George estaba ahora apenas a unos cuatro metros de distancia.

—Bueno, ¿qué hay? —dijo, caminando siempre hacia mí.

Entonces cometí un error fatal, aunque no podía saber que era un error. Me sentí como embravecido y le dije, casi desafiándole a que se acercara.

—Hay una cantera muy alta. Un verdadero precipicio. Venga y mire.

Se paró en seco y dijo:

—No, no es para mí; gracias, amigo; nunca he podido soportar la altura, la cabeza no me da para tanto; tengo vértigo, o lo que sea.

Ahora debo empezar de nuevo.

10 de agosto

Anoche hubo una fiesta en casa de Rattery. Ocurrieron dos pequeños incidentes, reveladores del carácter de George, si puede usarse la palabra «reveladores» para un carácter tan evidente.

Después de la comida. Lena hizo una o dos pruebas. Luego jugamos a un juego singularmente erótico, denominado «Sardinas». Una persona debe elegir, para esconderse, un lugar estrecho.

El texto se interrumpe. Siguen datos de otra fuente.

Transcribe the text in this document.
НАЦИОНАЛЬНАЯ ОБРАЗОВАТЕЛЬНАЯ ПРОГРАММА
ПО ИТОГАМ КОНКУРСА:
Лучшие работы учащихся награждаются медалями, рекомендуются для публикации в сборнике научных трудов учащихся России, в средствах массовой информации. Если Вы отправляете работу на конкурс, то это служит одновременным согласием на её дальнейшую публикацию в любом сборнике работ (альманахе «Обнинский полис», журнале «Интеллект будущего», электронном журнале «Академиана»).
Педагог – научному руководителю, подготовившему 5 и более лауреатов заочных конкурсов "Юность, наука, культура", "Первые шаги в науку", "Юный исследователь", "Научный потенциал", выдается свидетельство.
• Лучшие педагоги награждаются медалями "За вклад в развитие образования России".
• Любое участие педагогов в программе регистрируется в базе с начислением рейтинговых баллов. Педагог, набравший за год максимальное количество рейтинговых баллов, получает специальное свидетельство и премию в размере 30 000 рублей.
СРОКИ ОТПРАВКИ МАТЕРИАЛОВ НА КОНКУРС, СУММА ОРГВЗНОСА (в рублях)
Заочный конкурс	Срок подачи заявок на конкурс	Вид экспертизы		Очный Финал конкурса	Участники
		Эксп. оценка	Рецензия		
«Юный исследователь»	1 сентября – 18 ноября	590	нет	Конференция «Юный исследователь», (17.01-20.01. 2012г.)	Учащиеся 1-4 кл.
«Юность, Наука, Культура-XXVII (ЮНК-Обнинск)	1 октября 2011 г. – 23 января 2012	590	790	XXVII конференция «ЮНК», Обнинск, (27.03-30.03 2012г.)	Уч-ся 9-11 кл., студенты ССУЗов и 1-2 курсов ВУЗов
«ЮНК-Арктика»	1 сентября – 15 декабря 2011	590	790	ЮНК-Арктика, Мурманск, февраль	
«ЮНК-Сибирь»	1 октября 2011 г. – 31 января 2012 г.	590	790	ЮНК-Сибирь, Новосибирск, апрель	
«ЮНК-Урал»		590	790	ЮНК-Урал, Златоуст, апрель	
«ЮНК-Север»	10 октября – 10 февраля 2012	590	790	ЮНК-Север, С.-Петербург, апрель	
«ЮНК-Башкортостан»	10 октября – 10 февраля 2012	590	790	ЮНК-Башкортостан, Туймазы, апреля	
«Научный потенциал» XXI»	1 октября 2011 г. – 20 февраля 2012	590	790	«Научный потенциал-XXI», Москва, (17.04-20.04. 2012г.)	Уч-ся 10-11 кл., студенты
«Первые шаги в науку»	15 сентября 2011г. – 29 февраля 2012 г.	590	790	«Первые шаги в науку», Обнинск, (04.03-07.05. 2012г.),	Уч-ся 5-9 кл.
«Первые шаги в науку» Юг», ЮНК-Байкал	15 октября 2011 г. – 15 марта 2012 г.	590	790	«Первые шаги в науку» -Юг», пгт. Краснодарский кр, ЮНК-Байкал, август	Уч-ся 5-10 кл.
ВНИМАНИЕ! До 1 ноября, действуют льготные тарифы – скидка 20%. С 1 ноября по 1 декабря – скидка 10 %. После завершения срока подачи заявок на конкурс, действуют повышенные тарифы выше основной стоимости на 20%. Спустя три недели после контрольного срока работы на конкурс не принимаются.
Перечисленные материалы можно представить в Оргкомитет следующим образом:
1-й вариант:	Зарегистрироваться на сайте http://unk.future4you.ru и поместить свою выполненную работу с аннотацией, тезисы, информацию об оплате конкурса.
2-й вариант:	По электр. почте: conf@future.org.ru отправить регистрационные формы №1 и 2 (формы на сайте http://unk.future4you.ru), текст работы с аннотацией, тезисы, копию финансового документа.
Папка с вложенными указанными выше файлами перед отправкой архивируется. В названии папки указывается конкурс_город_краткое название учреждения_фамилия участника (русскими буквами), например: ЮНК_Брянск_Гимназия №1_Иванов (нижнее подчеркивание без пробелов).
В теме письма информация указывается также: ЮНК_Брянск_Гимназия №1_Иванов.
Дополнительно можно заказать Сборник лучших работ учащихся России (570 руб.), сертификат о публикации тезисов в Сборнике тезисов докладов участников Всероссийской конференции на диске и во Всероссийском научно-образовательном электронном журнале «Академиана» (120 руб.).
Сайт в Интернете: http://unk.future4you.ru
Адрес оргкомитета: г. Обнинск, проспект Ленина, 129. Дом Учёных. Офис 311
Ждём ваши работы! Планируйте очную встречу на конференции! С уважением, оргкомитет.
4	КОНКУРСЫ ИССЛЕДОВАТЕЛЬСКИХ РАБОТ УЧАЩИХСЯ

Si alguien la encuentra, se desliza a su lado, y así sucesivamente, hasta originar una confusión que es una mezcla entre el Hueco Negro de Calcuta y una orgía babilónica. Bueno, la primera vez que jugamos se escondió Rhoda Carfax. La encontré en seguida, en un armario lleno de escobas.

Estaba bastante oscuro, y mientras me sentaba a su lado me susurró:

—Pero, George, ¡qué extraño que me hayas encontrado tan rápidamente! Debo ser magnética.

Adiviné, por la manera irónica con que lo dijo, que ya le había dicho dónde encontrarla. Tomó mi brazo y lo puso alrededor de su cintura; reclinó la cabeza en mi hombro, y descubrió que había cometido una horrible equivocación. Sin embargo, la soportó dignamente y no trató de hacerme quitar el brazo de su cintura. En ese momento entró alguien, a tientas, pisándome los pies pesadamente, y se deslizó al otro lado de la señora Carfax.

—¡Hola! ¿Eres Rhoda, no? —murmuró.

—Sí.

—¿Así que George te encontró primero?

—No es George; es el señor Lane.

El hombre que había entrado después de mí era James Carfax. Es interesante que haya supuesto que yo era George; debe de ser uno de esos maridos complacientes. George llegó el tercero; no creo que estuviera muy contento de encontrar tanta gente. Por lo menos, después de otro partido de «sardinas», dijo que debíamos jugar a otra cosa (es el tipo de hombre que quiere estar cambiando todo el tiempo, aunque sea en los juegos de salón). Y empezó a organizar un juego excesivamente salvaje y estrepitoso, que consistía en arrodillarse en un círculo y tirarse almohadones. Eligió un almohadón bastante duro, y suscitó un gran alboroto, rugiendo de alegría. En un momento dado, me tiró el almohadón con toda su fuerza contra la cara. Me caí de lado; me había acertado en un ojo y estuve ciego por un momento. George emitió uno de sus rugidos de risa vacua.